CONAKRY – La Cour de Répression des Infractions Économiques et Financières (CRIEF) franchit une nouvelle étape dans la lutte contre l’exploitation minière clandestine en Guinée. Le procureur spécial près la CRIEF, Alphonse Charles Wright, a requis une interdiction de sortie du territoire national visant plusieurs anciens responsables administratifs, des cadres du secteur minier, des agents des services techniques de l’État ainsi que trois ressortissants chinois établis à Siguiri.
Cette mesure conservatoire s’inscrit dans le cadre d’une vaste enquête portant sur des faits présumés liés à l’exploitation illégale des ressources minières et à leurs conséquences économiques et environnementales dans la préfecture de Siguiri.
D’anciens responsables locaux dans le viseur
Parmi les personnalités concernées figurent le colonel Sékou Seny Silver Camara, ancien préfet de Siguiri, Amara Kaba, ex-secrétaire général de la préfecture, ainsi que Fatoumata Binta Sow, ancienne directrice préfectorale de l’Administration du territoire.
Selon les réquisitions du parquet spécial, leur présence sur le territoire national est jugée nécessaire pour les besoins de l’enquête en cours.
Des cadres du secteur minier également concernés
L’enquête ne se limite pas aux autorités locales. Elle vise également des responsables de l’administration centrale, notamment Ousmane Kaba, directeur national des Mines, son adjoint Moustapha Camara, ainsi que plusieurs agents des services des eaux et forêts et de la faune.
À travers cette décision, la CRIEF entend garantir la disponibilité des personnes concernées tout au long de la procédure judiciaire.

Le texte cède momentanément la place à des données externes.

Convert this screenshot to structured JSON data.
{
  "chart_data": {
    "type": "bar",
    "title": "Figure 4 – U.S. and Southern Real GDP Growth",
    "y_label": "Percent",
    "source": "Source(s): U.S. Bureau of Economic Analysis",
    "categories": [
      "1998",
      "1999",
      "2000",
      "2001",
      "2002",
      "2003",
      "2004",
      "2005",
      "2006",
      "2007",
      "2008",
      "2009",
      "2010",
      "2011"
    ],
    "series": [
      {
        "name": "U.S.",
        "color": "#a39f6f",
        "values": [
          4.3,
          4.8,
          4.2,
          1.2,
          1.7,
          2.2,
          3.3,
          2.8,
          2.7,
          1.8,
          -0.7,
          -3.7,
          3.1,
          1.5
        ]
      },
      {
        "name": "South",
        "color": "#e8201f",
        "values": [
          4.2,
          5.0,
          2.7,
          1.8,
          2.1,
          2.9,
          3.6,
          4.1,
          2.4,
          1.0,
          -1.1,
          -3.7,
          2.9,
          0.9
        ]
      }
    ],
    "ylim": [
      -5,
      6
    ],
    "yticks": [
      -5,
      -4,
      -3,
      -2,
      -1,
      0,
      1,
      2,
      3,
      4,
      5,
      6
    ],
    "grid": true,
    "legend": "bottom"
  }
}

Trois ressortissants chinois sous le coup de la mesure
Le dossier prend également une dimension internationale avec l’implication de trois ressortissants chinois résidant à Siguiri : Li Dai Tuan, Teying Liang et Yi Qin.
Le parquet spécial estime que leur maintien sur le territoire guinéen est indispensable afin de permettre le bon déroulement des investigations engagées dans cette affaire.
Une enquête au cœur des enjeux environnementaux
Depuis plusieurs années, l’exploitation minière clandestine est régulièrement mise en cause pour ses effets sur l’environnement en Haute-Guinée. Les activités d’orpaillage illégal sont notamment accusées de contribuer à la pollution des cours d’eau, à la dégradation des terres agricoles et à la déforestation dans plusieurs localités de Siguiri.
Par cette nouvelle offensive judiciaire, la CRIEF affiche sa volonté de faire toute la lumière sur les responsabilités éventuelles dans ce dossier et de renforcer la lutte contre les atteintes au patrimoine économique et environnemental du pays.